A few years later Ricky went down to Florida to run a shark-fishing boat—"I was a highliner back then," he says, "I was damn pretty good with shark." When Bobby and his wife split up, Ricky invited him down to Florida to fish and got him a job on another boat. At one point the captain didn't show up for a trip, so the owner handed the boat over to Bobby. Ricky and Bobby fished side by side for a while, making a lot of money, and then Bobby ran into his own trouble and wound up back in Gloucester. "I always thought it was safer to go fishing on the Grand Banks for thirty days than stay on land for thirty days," says Ricky. "Bobby and I had some brawls down in Florida, just me against him. We had a club and Bobby and I just destroyed the place—tables, chairs, people."

From Florida Ricky went on to Hawaii. There was a lot of swordfishing in the Pacific, and Ricky was given a state-of-the-art ninety-foot boat and two salaried Filipino crew. In September, 1991, he called up the Crow's Nest and asked to speak to Bobby. Bro, he said, I got this big beautiful boat, why don't you come out and fish with me?

The owner had even offered to pay Bobby's plane ticket. Bobby declined. "He said he was really in love with this chick," says Ricky. "So I said, 'Alright, I love you, bro,' and he said, 'I love you too.' And that was the last thing we said to each other."

A month later Ricky got the news. He was two days out of Hawaii with all his gear in the water, and he called up the High Seas operator to make contact by satellite phone with the boat's owner, who was fishing off Samoa. The operator told Ricky there was "stand-by traffic" for him—a call waiting to be patched through—and then she connected Ricky to his boss. The boss said that Bob Brown had been leaving messages on his assistant's answering machine in California. Uh-oh, Ricky thought, stand-by traffic, a message from Bob Brown . . . something's happened to Bobby.

Sure enough, the stand-by call was from his sister, Mary Anne. Ricky, I love you, she started off, and then she said that Bobby's boat was missing. "I just figured they were gone," says Ricky. "So I went outside and told my crew, I

said, 'My brother's boat is missing and I think we're just gonna haul the line and go in.' I hauled with tears in my eyes, I was bullshit with God for something like that happening. We got in and got drunk and then I just flew home."

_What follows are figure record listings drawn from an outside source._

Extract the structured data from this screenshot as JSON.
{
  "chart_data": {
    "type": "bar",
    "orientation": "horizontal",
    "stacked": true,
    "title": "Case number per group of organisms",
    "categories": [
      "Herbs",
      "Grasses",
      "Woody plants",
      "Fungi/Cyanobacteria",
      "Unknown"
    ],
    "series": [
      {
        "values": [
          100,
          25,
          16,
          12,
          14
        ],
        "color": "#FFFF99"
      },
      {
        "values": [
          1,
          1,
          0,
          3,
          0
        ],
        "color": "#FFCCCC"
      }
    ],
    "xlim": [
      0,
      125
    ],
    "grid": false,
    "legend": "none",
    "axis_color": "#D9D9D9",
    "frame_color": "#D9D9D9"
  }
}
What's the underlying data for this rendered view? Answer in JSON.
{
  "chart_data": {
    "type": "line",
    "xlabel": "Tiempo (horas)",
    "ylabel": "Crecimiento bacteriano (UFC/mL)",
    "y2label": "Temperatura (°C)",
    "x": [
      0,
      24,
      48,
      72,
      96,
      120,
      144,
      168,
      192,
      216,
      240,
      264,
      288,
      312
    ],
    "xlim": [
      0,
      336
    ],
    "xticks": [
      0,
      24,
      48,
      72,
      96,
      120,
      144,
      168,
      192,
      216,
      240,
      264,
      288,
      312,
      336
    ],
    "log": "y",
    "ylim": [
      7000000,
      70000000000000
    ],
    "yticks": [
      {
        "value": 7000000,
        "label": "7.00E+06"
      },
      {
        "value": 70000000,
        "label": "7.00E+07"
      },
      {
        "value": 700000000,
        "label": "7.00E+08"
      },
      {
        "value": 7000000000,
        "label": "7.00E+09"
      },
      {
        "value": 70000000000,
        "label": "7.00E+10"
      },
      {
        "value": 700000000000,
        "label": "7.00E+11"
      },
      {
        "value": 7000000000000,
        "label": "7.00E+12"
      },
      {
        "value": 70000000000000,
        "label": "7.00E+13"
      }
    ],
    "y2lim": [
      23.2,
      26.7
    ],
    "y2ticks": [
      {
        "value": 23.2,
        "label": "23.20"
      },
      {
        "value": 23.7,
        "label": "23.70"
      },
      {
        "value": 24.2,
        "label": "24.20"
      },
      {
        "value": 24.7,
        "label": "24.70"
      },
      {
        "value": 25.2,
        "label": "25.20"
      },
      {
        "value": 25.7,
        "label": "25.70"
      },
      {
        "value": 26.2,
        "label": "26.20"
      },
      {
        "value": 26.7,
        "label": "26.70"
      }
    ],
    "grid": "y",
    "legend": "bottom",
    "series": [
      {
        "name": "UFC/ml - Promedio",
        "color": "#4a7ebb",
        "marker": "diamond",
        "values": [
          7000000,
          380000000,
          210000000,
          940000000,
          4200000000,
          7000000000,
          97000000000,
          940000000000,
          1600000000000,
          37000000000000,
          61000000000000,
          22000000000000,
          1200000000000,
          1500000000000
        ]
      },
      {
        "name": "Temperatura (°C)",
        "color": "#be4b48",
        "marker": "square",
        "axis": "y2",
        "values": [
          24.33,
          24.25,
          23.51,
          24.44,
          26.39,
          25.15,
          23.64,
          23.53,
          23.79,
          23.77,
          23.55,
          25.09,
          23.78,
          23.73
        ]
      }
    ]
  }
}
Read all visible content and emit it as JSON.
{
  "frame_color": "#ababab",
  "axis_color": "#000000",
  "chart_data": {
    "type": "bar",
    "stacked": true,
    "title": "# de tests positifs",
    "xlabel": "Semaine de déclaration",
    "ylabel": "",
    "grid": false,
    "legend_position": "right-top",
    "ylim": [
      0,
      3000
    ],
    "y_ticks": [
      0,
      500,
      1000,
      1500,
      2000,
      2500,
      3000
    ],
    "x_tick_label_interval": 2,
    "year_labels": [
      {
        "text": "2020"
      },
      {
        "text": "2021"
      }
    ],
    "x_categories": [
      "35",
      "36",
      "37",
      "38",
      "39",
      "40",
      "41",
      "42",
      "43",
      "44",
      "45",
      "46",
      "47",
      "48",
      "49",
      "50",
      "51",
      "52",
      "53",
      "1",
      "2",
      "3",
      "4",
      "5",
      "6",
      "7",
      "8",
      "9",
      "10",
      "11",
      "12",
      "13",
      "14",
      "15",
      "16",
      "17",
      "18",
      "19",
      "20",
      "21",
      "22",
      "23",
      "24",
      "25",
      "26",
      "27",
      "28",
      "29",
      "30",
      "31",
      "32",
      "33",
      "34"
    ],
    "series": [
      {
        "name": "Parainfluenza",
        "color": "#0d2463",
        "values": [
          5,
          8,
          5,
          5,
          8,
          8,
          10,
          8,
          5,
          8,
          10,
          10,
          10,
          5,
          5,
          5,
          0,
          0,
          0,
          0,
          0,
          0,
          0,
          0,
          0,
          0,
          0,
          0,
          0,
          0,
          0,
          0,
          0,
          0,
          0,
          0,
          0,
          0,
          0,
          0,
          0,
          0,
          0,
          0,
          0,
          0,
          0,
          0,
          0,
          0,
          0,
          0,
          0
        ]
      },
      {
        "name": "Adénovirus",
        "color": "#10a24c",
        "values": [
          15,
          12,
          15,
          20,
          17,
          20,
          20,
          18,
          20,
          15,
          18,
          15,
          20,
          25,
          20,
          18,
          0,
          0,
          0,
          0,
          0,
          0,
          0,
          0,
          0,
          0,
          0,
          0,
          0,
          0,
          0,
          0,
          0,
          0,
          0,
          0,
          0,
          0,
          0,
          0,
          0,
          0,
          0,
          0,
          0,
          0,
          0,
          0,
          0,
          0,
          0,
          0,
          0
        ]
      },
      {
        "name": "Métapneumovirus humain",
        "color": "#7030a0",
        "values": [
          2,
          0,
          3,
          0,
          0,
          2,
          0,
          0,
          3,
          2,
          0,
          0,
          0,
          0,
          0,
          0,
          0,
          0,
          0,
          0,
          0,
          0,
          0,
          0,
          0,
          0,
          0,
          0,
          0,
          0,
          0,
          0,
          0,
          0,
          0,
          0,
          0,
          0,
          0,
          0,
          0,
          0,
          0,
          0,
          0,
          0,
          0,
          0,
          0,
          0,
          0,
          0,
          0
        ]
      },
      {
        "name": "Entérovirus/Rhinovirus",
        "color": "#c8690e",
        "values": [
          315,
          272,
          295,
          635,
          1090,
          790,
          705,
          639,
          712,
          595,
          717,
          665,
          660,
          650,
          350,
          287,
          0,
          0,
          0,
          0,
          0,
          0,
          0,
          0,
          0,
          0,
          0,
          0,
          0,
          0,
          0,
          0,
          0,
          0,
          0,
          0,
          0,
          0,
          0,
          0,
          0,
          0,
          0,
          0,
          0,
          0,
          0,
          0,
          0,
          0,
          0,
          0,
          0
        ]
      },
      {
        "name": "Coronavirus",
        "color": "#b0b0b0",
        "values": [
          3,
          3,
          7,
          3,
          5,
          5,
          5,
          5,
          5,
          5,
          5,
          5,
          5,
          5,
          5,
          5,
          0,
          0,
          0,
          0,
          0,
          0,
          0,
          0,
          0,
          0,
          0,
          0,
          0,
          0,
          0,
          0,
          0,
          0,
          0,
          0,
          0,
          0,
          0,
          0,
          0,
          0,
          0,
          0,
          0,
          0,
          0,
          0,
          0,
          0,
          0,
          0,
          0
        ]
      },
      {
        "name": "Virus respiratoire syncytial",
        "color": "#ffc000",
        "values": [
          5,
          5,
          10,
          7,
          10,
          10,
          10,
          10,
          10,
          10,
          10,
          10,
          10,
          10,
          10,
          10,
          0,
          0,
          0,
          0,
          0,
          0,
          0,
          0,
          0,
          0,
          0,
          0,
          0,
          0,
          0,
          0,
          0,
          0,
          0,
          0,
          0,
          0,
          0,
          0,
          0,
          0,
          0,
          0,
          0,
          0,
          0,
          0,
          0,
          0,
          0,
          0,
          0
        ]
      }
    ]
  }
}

At the memorial service Ricky saw people he hadn't seen in twenty years—friends from grade school, old fishing buddies, mothers from the neighborhood. He stayed in Gloucester a couple of weeks and then went right back out to Hawaii, knocking two windows out of the wheelhouse during a storm on the first trip out. All he could think about was how his mother would feel if she lost two sons instead of just one, and he decided to cut down on his risks. He would go to the Grand Banks no later than October, and even October would be subject to Ethel's approval. "You'll have a choice in the matter," he told her. Still, risk was a difficult thing to avoid, and he even found himself seeking it from time to time. After a few more years in Hawaii he moved back to Gloucester with his wife and started fishing with a man whose father had been lost at sea. The two of them, he said, did crazy things on the boat, fishing late in the season through really severe weather.